This article illustrates that the diagnostic evaluation as well as
the management of the patient presenting with chronic fatigue
can be done in an orderly manner. If a medical illness is the
cause of the patient's fatigue, this is usually evident on
initial presentation. A thorough history and complete physical
examination, in conjunction with some screening laboratory
tests, can rule out most medical causes of fatigue, and any
remaining cases declare themselves over the next several
visits. If a medical cause is not evident, a further "fishing
expedition" is fruitless.
Psychiatric illness, such as depression or generalized anxiety disorder,
accounts for another significant proportion of cases of chronic fatigue.

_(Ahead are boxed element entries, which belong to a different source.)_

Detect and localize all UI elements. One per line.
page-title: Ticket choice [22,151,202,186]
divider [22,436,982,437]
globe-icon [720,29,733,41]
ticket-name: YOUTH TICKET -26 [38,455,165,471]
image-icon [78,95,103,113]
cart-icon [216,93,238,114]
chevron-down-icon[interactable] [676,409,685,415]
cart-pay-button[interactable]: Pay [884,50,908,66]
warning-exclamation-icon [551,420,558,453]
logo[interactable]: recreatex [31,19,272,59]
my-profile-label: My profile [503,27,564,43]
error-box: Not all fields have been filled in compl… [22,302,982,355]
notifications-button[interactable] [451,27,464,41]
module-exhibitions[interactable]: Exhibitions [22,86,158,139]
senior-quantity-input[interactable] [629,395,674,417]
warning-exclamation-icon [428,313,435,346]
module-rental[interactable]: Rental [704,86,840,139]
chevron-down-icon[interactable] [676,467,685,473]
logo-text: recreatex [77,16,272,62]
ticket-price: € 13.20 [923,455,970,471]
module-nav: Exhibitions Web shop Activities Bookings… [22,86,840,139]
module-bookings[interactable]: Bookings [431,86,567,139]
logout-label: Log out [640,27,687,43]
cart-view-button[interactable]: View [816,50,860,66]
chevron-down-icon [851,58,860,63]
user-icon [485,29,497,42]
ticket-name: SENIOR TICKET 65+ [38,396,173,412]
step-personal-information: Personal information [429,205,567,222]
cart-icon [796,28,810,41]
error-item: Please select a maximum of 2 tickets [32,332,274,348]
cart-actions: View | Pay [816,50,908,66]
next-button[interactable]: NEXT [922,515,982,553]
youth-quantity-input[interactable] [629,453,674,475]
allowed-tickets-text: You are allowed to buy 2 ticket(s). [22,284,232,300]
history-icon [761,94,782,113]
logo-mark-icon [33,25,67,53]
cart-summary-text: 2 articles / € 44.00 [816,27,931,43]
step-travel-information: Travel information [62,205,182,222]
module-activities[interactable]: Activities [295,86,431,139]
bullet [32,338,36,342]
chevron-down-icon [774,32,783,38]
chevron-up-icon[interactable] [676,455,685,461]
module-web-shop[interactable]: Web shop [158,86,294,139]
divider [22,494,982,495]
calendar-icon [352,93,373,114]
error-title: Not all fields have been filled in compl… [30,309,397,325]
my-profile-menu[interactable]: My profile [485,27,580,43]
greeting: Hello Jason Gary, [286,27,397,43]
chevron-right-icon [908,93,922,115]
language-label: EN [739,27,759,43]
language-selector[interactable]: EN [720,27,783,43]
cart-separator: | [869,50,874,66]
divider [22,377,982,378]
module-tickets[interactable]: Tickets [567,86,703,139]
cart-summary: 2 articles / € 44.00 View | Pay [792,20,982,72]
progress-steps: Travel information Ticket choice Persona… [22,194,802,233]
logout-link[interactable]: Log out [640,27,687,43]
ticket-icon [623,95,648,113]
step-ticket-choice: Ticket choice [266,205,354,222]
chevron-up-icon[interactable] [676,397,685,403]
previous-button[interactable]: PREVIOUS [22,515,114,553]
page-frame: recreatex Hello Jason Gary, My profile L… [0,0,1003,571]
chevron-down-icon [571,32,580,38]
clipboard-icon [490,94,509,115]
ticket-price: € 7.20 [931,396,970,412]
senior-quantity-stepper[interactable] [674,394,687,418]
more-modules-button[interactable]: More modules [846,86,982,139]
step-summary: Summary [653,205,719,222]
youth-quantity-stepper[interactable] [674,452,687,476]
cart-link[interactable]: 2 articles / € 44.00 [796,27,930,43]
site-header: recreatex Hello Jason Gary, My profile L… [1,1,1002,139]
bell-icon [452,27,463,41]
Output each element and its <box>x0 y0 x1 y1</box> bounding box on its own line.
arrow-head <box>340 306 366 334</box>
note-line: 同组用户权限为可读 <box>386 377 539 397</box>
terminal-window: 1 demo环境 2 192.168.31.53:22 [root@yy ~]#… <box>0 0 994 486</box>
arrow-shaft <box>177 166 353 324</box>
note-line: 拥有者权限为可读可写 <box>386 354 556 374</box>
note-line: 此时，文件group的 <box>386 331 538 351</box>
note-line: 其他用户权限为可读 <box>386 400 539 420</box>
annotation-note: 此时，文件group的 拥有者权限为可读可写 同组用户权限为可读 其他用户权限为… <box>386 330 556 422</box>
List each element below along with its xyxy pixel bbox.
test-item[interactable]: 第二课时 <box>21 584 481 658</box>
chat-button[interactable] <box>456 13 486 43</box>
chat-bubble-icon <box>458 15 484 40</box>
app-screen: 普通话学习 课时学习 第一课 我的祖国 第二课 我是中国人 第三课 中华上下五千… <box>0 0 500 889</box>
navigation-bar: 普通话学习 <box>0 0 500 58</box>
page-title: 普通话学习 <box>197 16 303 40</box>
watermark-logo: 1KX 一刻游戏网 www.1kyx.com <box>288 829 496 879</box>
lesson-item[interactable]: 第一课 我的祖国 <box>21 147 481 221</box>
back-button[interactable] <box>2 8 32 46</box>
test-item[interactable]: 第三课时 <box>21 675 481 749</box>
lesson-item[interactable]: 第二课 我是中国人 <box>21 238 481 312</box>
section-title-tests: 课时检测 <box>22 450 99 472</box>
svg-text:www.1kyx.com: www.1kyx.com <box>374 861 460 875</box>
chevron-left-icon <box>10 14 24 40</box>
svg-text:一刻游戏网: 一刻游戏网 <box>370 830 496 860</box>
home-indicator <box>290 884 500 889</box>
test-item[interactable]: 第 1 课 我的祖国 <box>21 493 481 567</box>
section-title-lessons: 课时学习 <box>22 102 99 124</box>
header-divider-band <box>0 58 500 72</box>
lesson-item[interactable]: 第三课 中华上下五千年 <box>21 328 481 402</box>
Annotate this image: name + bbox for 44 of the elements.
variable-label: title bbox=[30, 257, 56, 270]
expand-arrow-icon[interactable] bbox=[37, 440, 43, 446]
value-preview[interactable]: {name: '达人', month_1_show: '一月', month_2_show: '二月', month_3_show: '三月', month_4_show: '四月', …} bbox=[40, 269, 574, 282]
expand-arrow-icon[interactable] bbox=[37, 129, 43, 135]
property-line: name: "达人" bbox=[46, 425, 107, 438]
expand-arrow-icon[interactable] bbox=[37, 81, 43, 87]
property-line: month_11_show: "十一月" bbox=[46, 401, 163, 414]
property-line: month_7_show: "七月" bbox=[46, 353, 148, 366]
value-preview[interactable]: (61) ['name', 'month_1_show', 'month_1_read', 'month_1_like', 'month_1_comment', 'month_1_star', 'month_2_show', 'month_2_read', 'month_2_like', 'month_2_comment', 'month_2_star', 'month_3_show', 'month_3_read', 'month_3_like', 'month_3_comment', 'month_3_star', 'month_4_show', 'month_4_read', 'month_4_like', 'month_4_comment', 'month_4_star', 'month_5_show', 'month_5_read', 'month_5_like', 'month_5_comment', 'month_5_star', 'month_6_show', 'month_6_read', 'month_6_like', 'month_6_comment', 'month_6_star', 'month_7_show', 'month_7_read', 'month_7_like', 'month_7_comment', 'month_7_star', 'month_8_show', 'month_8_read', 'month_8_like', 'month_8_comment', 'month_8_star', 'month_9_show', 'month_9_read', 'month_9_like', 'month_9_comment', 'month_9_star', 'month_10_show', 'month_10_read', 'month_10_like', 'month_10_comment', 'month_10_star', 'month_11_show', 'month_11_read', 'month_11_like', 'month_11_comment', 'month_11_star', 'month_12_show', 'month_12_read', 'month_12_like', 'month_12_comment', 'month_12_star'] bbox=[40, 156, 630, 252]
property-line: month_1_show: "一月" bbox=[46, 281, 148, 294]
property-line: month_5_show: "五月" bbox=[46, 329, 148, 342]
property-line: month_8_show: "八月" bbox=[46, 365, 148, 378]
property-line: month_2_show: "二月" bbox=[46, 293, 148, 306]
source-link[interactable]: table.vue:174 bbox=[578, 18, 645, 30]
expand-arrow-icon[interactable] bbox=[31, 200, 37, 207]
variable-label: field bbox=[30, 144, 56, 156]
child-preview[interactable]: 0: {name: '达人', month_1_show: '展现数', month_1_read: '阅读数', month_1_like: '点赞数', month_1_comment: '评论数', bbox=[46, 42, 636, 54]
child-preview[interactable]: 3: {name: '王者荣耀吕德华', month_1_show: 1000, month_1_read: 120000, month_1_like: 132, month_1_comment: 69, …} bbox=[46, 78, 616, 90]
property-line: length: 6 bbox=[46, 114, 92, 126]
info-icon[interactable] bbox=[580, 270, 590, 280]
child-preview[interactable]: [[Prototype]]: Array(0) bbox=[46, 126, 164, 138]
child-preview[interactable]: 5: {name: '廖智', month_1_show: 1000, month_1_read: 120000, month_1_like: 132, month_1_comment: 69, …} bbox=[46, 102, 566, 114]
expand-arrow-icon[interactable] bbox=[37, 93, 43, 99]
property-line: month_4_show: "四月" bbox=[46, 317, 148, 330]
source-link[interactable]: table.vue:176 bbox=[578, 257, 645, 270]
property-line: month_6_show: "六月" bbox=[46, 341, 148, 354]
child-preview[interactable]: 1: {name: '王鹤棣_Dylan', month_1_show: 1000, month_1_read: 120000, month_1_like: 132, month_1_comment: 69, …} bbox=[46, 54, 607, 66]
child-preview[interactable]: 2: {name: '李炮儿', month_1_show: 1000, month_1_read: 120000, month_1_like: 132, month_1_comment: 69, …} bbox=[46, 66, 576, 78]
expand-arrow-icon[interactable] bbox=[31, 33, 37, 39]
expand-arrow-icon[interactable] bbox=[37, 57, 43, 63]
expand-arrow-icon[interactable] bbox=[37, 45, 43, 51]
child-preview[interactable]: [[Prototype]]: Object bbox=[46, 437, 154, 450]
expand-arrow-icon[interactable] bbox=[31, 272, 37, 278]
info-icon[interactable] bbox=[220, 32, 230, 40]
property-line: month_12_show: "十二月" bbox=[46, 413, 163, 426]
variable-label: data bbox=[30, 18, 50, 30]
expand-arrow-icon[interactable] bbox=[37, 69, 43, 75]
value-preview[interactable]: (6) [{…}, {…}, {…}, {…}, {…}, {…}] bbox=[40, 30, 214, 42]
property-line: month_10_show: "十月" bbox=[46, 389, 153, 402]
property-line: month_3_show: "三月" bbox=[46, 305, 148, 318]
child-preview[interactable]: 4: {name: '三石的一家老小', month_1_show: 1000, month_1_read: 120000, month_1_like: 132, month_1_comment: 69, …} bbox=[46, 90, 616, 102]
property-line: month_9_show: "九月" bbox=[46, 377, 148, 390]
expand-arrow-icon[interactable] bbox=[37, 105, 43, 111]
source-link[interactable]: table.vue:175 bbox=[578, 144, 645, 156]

As with medical illness, psychiatric illness should be suspected
based on history and is not a diagnosis of exclusion. Some
patients presenting with chronic fatigue have a history and
symptom pattern consistent with the diagnosis of CFS. The
cause of this syndrome is controversial and is still unknown.
The clinician, however, can offer the patient care in an
environment that is respectful of their physical and
psychological discomfort and can provide significant
symptomatic improvement to the patient. Lastly, some patients
with fatigue do not fit any diagnostic category, including
CFS. As with many other common complaints, such as headaches
or abdominal pain, although a diagnosis may not be given to
the patient, the clinician can do a lot to reassure the
patient and assist the patient in living with his or her
symptoms. As Solberg eloquently wrote: "[E]valuation of the
fatigued patient requires all of a physician's best
attributes–a broad view of disease, psychosocial sensitivity,
and a good ongoing relationship with the patient."